Bruxelles, 22/10/2010 (Agence Europe) - La Commission européenne est appelée à proposer d'ici à 2013 une « stratégie intersectorielle globale » pour la croissance durable des régions côtières et des secteurs maritimes. Le Parlement européen a formulé cette requête jeudi 21 octobre, en adoptant le rapport de Gesine Meissner (ADLE, allemande) qui évalue les progrès et identifie les nouveaux défis de la politique maritime intégrée qui se met progressivement en place depuis 2007.
Le PE invite la Commission à veiller à ce que la nouvelle politique maritime intégrée reçoive un financement approprié dans les prochaines perspectives financières (à partir de 2014) et à étudier toutes les possibilités, y compris, en tant qu'option, la proposition du Comité des régions de fonds côtier. Le PE soutient la proposition de la Commission de financer cette politique à concurrence de 50 millions d'euros au cours des deux prochaines années (2011 et 2012).
Prévention des déversements de pétrole. La Commission est invitée à prendre des mesures après la marée noire dans le golfe du Mexique, et à instaurer une sécurité juridique dans le domaine de l'extraction pétrolière offshore en Europe, « en définissant concrètement une ligne d'action européenne en matière de prévention des catastrophes et de lutte contre les accidents provoqués par les plates-formes d'extraction et les navires pétroliers au niveau international, en particulier, dans les cas de pollution transfrontalière ». Les parlementaires proposent aussi d'élargir le mandat de l'Agence européenne pour la sécurité maritime (AESM) aux inspections de sécurité des installations offshore et au nettoyage des rejets d'hydrocarbures, à l'occasion de la révision du règlement AESM. Le PE demande une révision de la directive 2004/35/CE (sur la responsabilité environnementale) afin d'y inclure la responsabilité selon le principe du pollueur-payeur dans le cas de l'extraction pétrolière offshore.
Gouvernance maritime. Le PE demande que l'UE milite au sein de l'Union pour la Méditerranée pour intégrer le projet d'un code commun des bonnes pratiques dans les secteurs de la pêche et de l'aquaculture au programme de cette nouvelle organisation internationale.
Bassins maritimes. Le PE se félicite des initiatives et stratégies régionales sur les bassins maritimes proposées jusqu'ici par la Commission et des stratégies macro-régionales concernant la mer.
Planification de l'espace maritime. Le PE se félicite de la feuille de route sur la planification de l'espace maritime (PEM), qui repose sur une approche par écosystèmes et sur le développement des dix principes de planification.

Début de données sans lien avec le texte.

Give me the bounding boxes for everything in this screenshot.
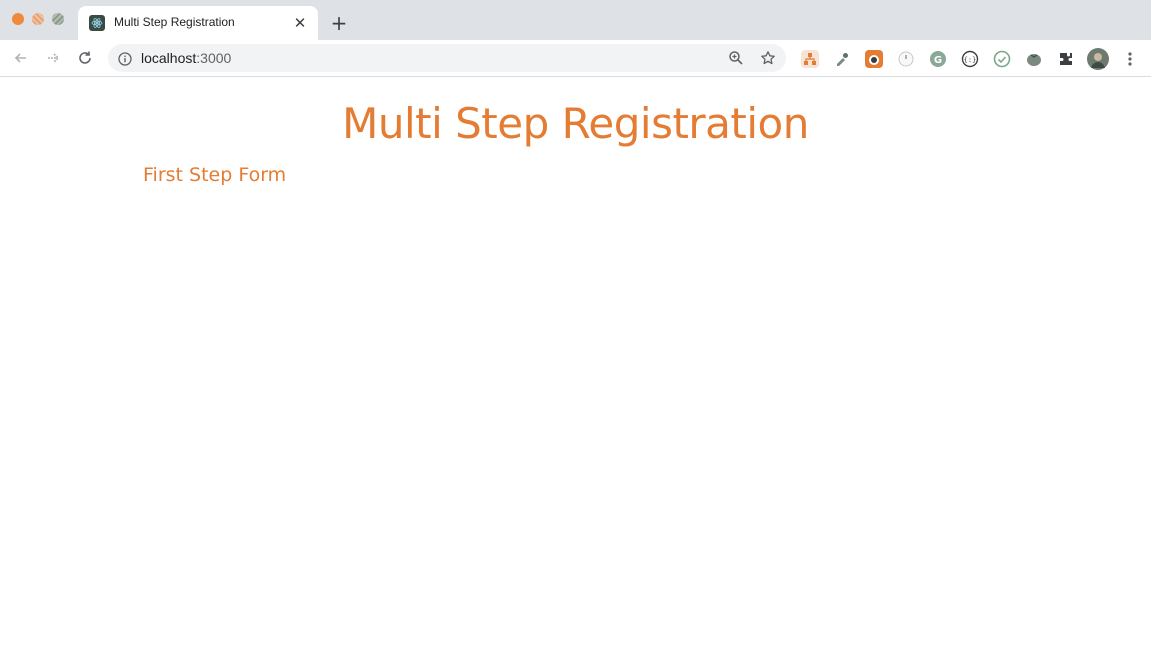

Surveillance maritime. Le PE réitère son appel en vue d'une meilleure coopération entre les services d'inspection nationaux, les garde-côtes et la marine. Il rappelle à la Commission qu'elle doit mener à bien une étude de faisabilité sur la poursuite de la collaboration ou de l'intégration entre les différents services de garde-côtes, avec une plus grande interopérabilité des différents systèmes de surveillance et « dans la perspective de la mise en place d'une garde côtière européenne ». Cela permettrait, dans une large mesure, d'associer l'Agence européenne pour la sécurité maritime à la surveillance des régions côtières et d'encourager les États membres à « redoubler d'efforts pour que la pollution marine soit sanctionnée ».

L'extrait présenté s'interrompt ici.